20. Hukuk Dairesi 2016/12141 E. , 2017/1131 K.
"İçtihat Metni"MAHKEMESİ :Asliye Hukuk Mahkemesi
Taraflar arasındaki tazminat davasının yargılaması sonunda kurulan hükmün Yargıtayca duruşmalı olarak incelenmesi davalı Hazine vekili tarafından istenilmekle, tayin olunan 14/02/2017 günü için yapılan tebligat üzerine, temyiz eden davalı Hazine vekili Av. ... ile davacı ... ve arkadaşları vekili Av. ... geldiler, başka gelen olmadı, açık duruşmaya başlandı. Süresinde olduğu anlaşılan temyiz dilekçelerinin kabulüne karar verildikten sonra, gelenlerin sözlü açıklamaları dinlendi, duruşmanın bittiği bildirildi, iş karara bırakıldı. Dosya içindeki tüm belgeler incelenip, gereği düşünüldü:
K A R A R
Davacılar vekili, 03/07/2013 havale tarihli dava dilekçesi ile davacılar murisine ait ... köyü ... ada ... parseldeki 28/168 hissenin ... Asliye Hukuk Mahkemesinin 2001/310-2003/248 (bozmadan sonra 2003/556-823) sayılı kararı ile 28/6720 olarak düzeltildiğini, böylece davacının 141.165 m2 olan hissesinin 3529 m2 ye düşürüldüğünü ve mülkiyet hakkında 137.635 m2 azalma meydana geldiğini bildirerek, mülkiyet hakkının kaybı nedeniyle uğranılan zarar nedeniyle Türk Medeni Kanununun 1007. maddesi uyarınca, fazlaya ilişkin hakları saklı kalmak kaydı ile 18.500.000.- TL"nin dava tarihinden itibaren işleyecek yasal faizi ile birlikte davalıdan tahsiline karar verilmesini talep etmiştir.

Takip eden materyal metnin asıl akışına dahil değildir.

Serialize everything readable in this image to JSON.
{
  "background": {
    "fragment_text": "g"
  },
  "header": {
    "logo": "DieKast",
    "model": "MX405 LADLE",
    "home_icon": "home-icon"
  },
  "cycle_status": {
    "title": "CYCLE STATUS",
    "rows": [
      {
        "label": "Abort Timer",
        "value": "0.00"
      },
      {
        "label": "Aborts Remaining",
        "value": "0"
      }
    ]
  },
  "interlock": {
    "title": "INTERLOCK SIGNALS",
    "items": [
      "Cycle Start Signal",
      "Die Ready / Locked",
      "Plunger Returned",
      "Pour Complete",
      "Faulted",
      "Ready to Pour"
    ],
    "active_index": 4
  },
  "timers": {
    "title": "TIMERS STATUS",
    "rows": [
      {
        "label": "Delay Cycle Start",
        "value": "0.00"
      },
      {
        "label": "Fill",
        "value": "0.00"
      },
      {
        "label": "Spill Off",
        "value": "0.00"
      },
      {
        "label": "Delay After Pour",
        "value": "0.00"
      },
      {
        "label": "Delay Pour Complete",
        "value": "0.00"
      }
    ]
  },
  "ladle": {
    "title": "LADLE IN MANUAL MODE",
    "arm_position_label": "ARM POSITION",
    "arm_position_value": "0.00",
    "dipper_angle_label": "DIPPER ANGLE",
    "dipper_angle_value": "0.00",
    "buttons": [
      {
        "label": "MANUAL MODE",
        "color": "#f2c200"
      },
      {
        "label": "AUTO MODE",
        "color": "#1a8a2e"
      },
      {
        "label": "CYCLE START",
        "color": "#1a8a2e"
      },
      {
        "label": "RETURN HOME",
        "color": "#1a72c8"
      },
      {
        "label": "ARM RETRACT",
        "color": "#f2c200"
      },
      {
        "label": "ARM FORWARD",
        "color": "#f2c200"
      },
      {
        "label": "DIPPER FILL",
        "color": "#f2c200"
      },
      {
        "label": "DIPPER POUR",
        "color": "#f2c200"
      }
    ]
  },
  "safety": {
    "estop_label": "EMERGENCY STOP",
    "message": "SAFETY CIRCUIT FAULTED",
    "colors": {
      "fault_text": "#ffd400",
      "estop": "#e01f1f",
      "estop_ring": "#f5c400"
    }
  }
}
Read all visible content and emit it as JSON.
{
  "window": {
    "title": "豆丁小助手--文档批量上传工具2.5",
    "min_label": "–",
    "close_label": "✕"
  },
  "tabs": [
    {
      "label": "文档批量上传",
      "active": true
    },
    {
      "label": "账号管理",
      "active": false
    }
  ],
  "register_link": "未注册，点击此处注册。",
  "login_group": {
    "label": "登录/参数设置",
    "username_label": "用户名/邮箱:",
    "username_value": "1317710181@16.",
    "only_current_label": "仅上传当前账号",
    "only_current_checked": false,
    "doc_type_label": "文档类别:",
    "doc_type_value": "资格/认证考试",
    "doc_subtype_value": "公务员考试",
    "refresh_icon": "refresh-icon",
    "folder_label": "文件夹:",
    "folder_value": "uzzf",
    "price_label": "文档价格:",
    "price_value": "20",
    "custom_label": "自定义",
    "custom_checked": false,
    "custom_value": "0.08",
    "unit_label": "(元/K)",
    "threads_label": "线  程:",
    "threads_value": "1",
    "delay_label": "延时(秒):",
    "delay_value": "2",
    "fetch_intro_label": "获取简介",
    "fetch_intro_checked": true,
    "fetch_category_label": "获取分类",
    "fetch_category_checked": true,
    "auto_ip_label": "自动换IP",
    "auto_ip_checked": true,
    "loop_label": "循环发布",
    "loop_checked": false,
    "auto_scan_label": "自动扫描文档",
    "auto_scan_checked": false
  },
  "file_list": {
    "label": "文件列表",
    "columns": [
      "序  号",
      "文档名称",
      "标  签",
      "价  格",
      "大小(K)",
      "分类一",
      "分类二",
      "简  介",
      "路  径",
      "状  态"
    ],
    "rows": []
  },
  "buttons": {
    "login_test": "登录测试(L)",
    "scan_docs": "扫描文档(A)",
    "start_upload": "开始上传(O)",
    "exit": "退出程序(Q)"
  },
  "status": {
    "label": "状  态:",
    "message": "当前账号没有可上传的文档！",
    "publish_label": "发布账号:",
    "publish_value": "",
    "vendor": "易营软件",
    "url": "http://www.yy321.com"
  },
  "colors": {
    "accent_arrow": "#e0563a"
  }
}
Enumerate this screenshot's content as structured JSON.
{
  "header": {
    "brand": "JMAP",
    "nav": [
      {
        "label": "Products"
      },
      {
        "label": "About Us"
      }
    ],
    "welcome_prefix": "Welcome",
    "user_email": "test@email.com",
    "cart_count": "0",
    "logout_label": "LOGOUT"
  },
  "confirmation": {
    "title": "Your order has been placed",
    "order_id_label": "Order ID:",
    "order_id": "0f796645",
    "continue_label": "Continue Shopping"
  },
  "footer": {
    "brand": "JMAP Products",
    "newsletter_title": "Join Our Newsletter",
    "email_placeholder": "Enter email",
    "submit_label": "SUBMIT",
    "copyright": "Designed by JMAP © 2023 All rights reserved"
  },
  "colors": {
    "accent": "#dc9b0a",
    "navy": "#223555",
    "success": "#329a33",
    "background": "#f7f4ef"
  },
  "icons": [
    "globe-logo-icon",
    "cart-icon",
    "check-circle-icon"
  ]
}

Mahkemece, davanın kısmen kabulüne, 6.616.164,44.-TL"nin, dava tarihinden itibaren işleyecek yasal faizi ile birlikte davalıdan alınarak davacılara payları oranında ödenmesine, fazlaya ilişkin talebin reddine karar verilmiş, hüküm davacılar ve davalı vekilleri tarafından temyiz edilmiştir.
Dava dilekçesindeki açıklamaya göre dava, 4721 sayılı TMK"nın 1007. maddesine göre tazminat istemine ilişkindir.
4721 sayılı TMK"nın sorumluluk kenar başlığını taşıyan 1007.maddesi "Tapu sicilinin tutulmasından doğan bütün zararlardan Devlet sorumludur." hükmünü içermekte olup, bu maddede düzenlenen sorumluluk, kusura dayanmayan (objektif) bir sorumluluk türü olup, tapu sicil müdür ya da memurunun kusuru olsun ya da olmasın, sicilin tutulmasında; kişilerin mal varlığı çıkarlarını koruyan hukuk kurallarına aykırı davranılmış olması yeterlidir. Kusurun varlığı ya da yokluğu devletin sorumluluğu için önem taşımamakta; sadece, Devletin memuruna rücuu halinde iç ilişkide etkili olmaktadır.
Davanın açıklanan niteliğine göre; davalı olarak Hazinenin taraf gösterilmesi gerekirken, dava Tapu Müdürlüğüne husumet yöneltilerek açılmıştır. Davacının asıl dava etmek istediğinin, Hazine olduğu belirgin olup, temsilde yanılma hali bulunduğundan, bu durumun mahkemece re"sen gözetilmesi ve davanın usulünce gerçek hasıma yönlendirilmesi için davacı tarafa olanak sağlanması, Hazine davaya dahil edilerek taraf oluşturulup, savunma ve delilleri sorulduktan sonra tüm deliller birlikte değerlendirilerek ulaşılacak sonuca göre karar verilmesi gerektiğinin gözetilmemiş olması usul ve yasaya aykırıdır (HGK 12/2/2010 gün ve 57513 m2 2010/7-70-86 EK).
SONUÇ: Yukarıda açıklanan nedenlerle, davacı ve davalı vekillerinin temyiz itirazlarının kabulü ile hükmün açıklanan nedenlerle BOZULMASINA, bozma nedenine göre sair temyiz itirazlarının şimdilik incelenmesine yer olmadığına Avukatlık Asgari Ücret Tarifesine göre Yargıtaydaki duruşma tarihinde yürürlükte bulunan 1.480,00.-TL vekalet ücretinin kendisini avukat ile temsil ettiren davacılar ve davalıya karşılıklı olarak verilmesine, temyiz harcının istek halinde iadesine 14.02.2017 gününde oybirliği ile karar verildi.